## Regular Expression

A regular expression, often called a pattern, is **an expression used to specify a set of strings** required for a particular purpose. 

- A simple way to specify a finite set of strings is to list its elements or members. <br>For example `{Doc1,1,Doc2,2,Doc3,3}`. 
    

`{Doc1,Doc2,Doc3}` can be specified by the pattern `Doc(1|2|3)`. <br>We say that this pattern matches each of the two strings. [Lets check?](https://regex101.com/)

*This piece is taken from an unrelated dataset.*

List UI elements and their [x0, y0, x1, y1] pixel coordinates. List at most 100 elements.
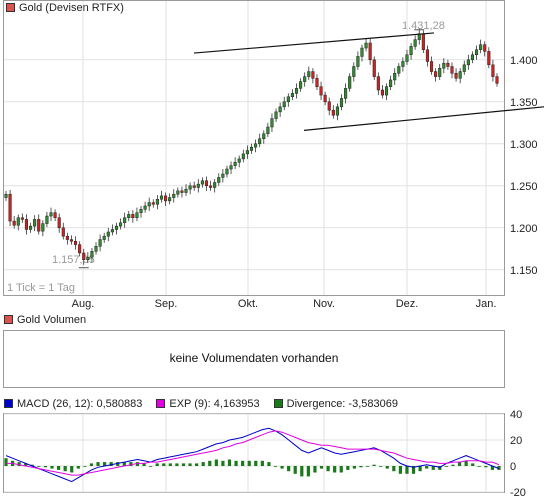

> In most formalisms, if there exists at least one regular expression that matches a particular set then there exists an infinite number of other regular expressions that also match it, i.e. **the specification is not unique**.<br>
For example, the string set `{Doc1,Doc2,Doc3}` can also be specified by the pattern `Doc\d`.



## Uses of Regular Expressions

**Some important usages of regular expressions are:**

- Check if an input honors a given pattern; for example, we can check whether a value entered in a HTML formulary is a valid e-mail address
> `Maniteja123@gmail.com`

- Look for a pattern appearance in a piece of text; for example, check if either the word "color" or the word "colour" appears in a document with just **one scan**
> `I like Red color and i am wearing a Red colour shirt`

- Extract specific portions of a text; for example, extract the postal code of an address
> `Mr John Smith. 132, My Street, Kingston, New York 12401.`

- Replace portions of text; for example, change the appearance of "color" with "colour"
> `I like Red colour and i am wearing a Red colour shirt`

- Split a larger text into smaller pieces, for example, splitting a text by any appearance of the dot, comma, or newline characters
> `myself person1,you are person2`

# Meta Characters

- All meta characters. `^ $ * + ? { } \ | ( ) `

  1. `.` any character (except new line character)
  2. `^` startswith `^word`
  3. `$` endswith `word$`
  4. `*` zero or more occurrences
  5. `+` one or more occurrences
  6. `{}` exactly specified no of occurrences "M{2}"
  7. `[]` A set of characters "[a-c]"
  8. `\` Signals a special sequence (can also be used to escape special characters) "\d"
  9. `|` Either or "apple|iphone"
  10. `()` Capture and group

#### Some examples for set 
 1. `[arn]` Returns a match where one of the specified characters (a, r, or n) are present
 2. `[a-n]` Returns a match for any lower case character, alphabetically between a and n
 3. `[^arn]` Returns a match for any character EXCEPT a, r, and n
 4. `[0123]` Returns a match where any of the specified digits (0, 1, 2, or 3) are present
 5. `[0-9]` Returns a match for any digit between 0 and 9
 6. `0-5` Returns a match for any two-digit numbers from 00 and 59
 7. `[a-zA-Z]` Returns a match for any character alphabetically between a and z, lower case OR upper      case

# Special Sequences
- A special sequence is a \ followed by one of the characters in the list below, and has a special       meaning:

  1. `\d` : Matches any decimal digit; this is equivalent to the class [0-9].
  2. `\D` : Matches any non-digit character; this is equivalent to the class [^0-9].
  3. `\s` : Matches any whitespace character, next line character(\n) or tab(\t);
  4. `\S` : Matches any non-whitespace character;
  5. `\w` : Matches any alphanumeric (word) character; this is equivalent to the class [a-zA-Z0-9_].
  6. `\W` : Matches any non-alphanumeric character; this is equivalent to the class [^a-zA-Z0-9_].